Upon further checking, though, the direct range of a VHF signal used for the TV is roughly 100 miles, as it doesn't bounce from the ionosphere like the HF. This makes the whole possibility of broadcasting to the enemy rather niche one. You may have a TV station somewhere in Kent that covers, at least theoretically, the coastal strip across the Channel from Le Havre to Ostende but not much further inland.

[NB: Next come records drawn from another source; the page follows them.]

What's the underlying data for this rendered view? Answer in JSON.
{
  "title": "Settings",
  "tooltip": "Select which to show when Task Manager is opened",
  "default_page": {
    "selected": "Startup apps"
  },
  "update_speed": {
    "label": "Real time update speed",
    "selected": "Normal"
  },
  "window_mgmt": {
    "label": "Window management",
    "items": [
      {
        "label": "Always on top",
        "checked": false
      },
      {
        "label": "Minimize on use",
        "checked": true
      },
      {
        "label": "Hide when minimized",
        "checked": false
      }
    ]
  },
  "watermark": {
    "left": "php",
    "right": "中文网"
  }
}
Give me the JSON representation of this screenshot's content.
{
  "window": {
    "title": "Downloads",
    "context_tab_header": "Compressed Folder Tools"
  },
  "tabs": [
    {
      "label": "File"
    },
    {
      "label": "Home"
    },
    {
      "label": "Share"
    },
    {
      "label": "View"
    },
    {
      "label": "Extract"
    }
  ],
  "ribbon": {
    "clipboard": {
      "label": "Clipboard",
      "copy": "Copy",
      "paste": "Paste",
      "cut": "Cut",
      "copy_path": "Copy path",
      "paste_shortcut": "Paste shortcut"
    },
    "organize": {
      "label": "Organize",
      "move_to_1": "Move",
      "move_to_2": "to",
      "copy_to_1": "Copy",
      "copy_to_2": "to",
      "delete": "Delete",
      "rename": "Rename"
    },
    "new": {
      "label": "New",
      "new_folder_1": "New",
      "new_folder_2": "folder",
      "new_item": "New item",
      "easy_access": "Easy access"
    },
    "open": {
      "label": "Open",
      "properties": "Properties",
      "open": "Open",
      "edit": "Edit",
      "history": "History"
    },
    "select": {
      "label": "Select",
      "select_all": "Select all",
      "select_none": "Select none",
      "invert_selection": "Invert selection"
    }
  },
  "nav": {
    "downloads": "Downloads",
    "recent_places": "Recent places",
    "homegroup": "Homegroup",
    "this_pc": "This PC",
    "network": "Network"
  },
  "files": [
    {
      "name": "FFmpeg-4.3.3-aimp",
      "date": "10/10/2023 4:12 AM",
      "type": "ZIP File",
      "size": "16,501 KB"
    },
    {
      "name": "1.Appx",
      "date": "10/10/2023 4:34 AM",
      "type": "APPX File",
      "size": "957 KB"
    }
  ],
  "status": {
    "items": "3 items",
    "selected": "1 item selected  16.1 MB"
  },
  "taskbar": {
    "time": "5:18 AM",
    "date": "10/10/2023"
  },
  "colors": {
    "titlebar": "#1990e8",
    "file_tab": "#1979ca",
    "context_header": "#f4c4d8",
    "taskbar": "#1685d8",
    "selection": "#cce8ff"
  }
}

The utility of such an enterprise would be pretty nil, so I would rather retire the second paragraph of my post altogether and assume that the late 40s-early 50s (by the technology level and the level of adoption) TV during the WW2 will change even less that I thought.

Successfully broadcasting into enemy territory is most useful as a means of making the enemy government look weak - "look, they can't stop us".

But wven if TV is more advanced you're not going to have all that many people who own one, and in occupied Europe those people will be the regime's friends.

In OTL we pulled off a low tech operation for the same purpose. The Nazis monitored and censored the mail and didn't make it a secret. So the Allies printed a batch of counterfeit German postage stamps. Then we "accidentally" hit a mail train during a bombing raid and added anti-Nazi propaganda letters to the rubble so they would enter the mailstream, appearing to have already been vetted.

Stamp collectors love the counterfeit stamps (regular German stamps are too common to be worth much, and you can tell the difference by looking at the perforation along the edges).
 
@Guilherme Loureiro how Vargas would react to the TV?
During the Estado Novo? DIP is the name(or the acronym, as it were). Expect the new medium to be heavily co-opted by the regime, just as radio was historically - not only for directly showing propaganda of the regime, but in the more indirect manner of 'influencing' as well(I know of at least one song that had its lyrics altered - inverting the original meaning - because exalting the 'malandro' was at odds with the worker ethic the Estado Novo wanted to teach the people).